前回の記事では、医師の長尾 梓先生監修のもと、生理の経血量が多い「過多月経」には血液疾患が潜んでいる危険があると触れました。症状の一つに過多月経がみられる血液疾患は、「血友病」「特発性血小板減少性紫斑病(ITP)」「白血病」などさまざまですが、今回特に知っていただきたいのはが「フォン・ヴィレブランド病」です。
未診断患者が多いと推測される フォン・ヴィレブランド病(VWD)
フォン・ヴィレブランド病とは、血中に存在する止血に必要なフォン・ヴィレブランド因子(VWF)が欠乏、あるいは働きが弱いために、血が止まりにくい先天性の病気です。耳慣れない病名ですが、なんと日本国内だけで推定未診断患者が約1万人*1 もいるといわれており、あなたも病気であると「気づいていないだけ」かもしれません。
「女性の場合は経血量が多すぎたとしても、異常な状態だと自覚せずに過ごしているか、または何かおかしいと思っても婦人科への通院を躊躇するなど、受診に至らないケースが多いと推測されます。遺伝性の病気のため母や姉妹も同様に経血量が多い場合があり、『そういうものなんだ』と思われていた患者さんもいらっしゃいました」と長尾先生。
過多月経の女性のうち、およそ13%がフォン・ヴィレブランド病の診断を受けたとの報告*2 もあるそう。自分がフォン・ヴィレブランド病だと知らずに、鉄欠乏性貧血症状(貧血)や生理の悩みを抱える未診断患者がかなり多く存在すると考えられます。
貧血でQOLが下がるだけでなく、出産・手術では出血の危険も
フォン・ヴィレブランド病は、フォン・ヴィレブランド因子の働きが弱い、または因子の量が少ないという病気で、1型~3型に分類されます。軽症の1型では鼻血が止まりにくい、あざが多いなど、粘膜系の出血症状がよく見られるそう。女性の場合は月経過多の原因になっていることも多く、それに伴って貧血による動悸や息切れ、疲れやすい、だるさなど、日常的に不定愁訴(なんとなく不調な状態)に悩む人も。
軽症で現時点では大きな支障がなかったとしても、怪我や事故にあったり、無自覚の未診断で手術や出産を迎えたりすると止血が難しくなるリスクもあるのだとか。
長尾先生も「女性は月経や出産があり、出血の機会が多い分リスクが高まります。また過多月経が収まらないときは、輸血や副作用の強い薬を飲んだり、子宮摘出に至ったりすることもあります。大変な思いをする前に診断を受けることが大切です」と警鐘を鳴らします。
心当たりがあれば、婦人科・血液内科へ
リスク回避のためには、チェックリストを使って、まずは自分が過多月経かどうか気づくことから。

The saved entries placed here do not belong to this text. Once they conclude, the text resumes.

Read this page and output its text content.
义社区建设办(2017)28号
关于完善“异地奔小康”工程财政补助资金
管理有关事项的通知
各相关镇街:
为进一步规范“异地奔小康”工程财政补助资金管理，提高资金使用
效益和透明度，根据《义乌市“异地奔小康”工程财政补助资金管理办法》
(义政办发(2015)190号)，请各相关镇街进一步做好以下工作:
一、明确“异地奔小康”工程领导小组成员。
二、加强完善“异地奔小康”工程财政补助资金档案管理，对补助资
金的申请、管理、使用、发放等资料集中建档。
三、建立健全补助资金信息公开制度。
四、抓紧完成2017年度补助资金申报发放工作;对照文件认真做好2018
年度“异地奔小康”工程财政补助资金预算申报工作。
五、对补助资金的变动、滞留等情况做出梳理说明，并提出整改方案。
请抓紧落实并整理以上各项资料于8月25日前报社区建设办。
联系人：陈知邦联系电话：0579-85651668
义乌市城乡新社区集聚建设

【過多月経、フォン・ヴィレブランド病に起こり得る症状 チェックリスト】
① 生理で100円玉より大きい血の塊が出ることがある
② 生理で多い日にはナプキンを2~3時間に1回の頻度で取り換える必要がある
③ 生理が7日以上続く
④ 夜用・多い日用ナプキンを3日以上使っていたことがある
⑤ 貧血症状(めまい・息切れ・立ちくらみ・疲れやすい・頭痛)がある。または健康診断などで鉄欠乏性貧血を指摘されたことがある
⑥ 血が止まりにくい症状がある(鼻血、歯茎からの出血、切り傷など)。 または分娩時・手術時に指摘されたことがある
⑦ ぶつかった記憶がないのにあざがよくできる
⑧ 家族も血が止まりにくい体質だ
「思い当たる症状があれば、血液凝固に詳しい血液内科や婦人科に相談しましょう。もしフォン・ヴィレブランド病であれば、適切な治療を行うことで予期せぬ出血のリスクや、月経の悩みを軽減できるかもしれません」
出典:*1公益財団法人エイズ予防財団「血液凝固異常症全国調査」令和2年度報告書のVWD診断患者数、総務庁統計局人口推計(2021年8月1日現在)の総人口1億2530万人をもとに計算 *2 von Willebrand disease in women with menorrhagia:a systematic review Shankar M, et al: BJOG 2004; 111: 734―740
監修:長尾 梓先生(医療法人財団 荻窪病院血液凝固科)
熊本大学理学部大学院卒。熊本大学エイズ研究センターで研究に従事した後、信州大学医学部に編入。2009年卒業後に荻窪病院に入職し現職。専門は血友病、フォン・ヴィレブランド病をはじめとする血液凝固異常症、HIV感染症。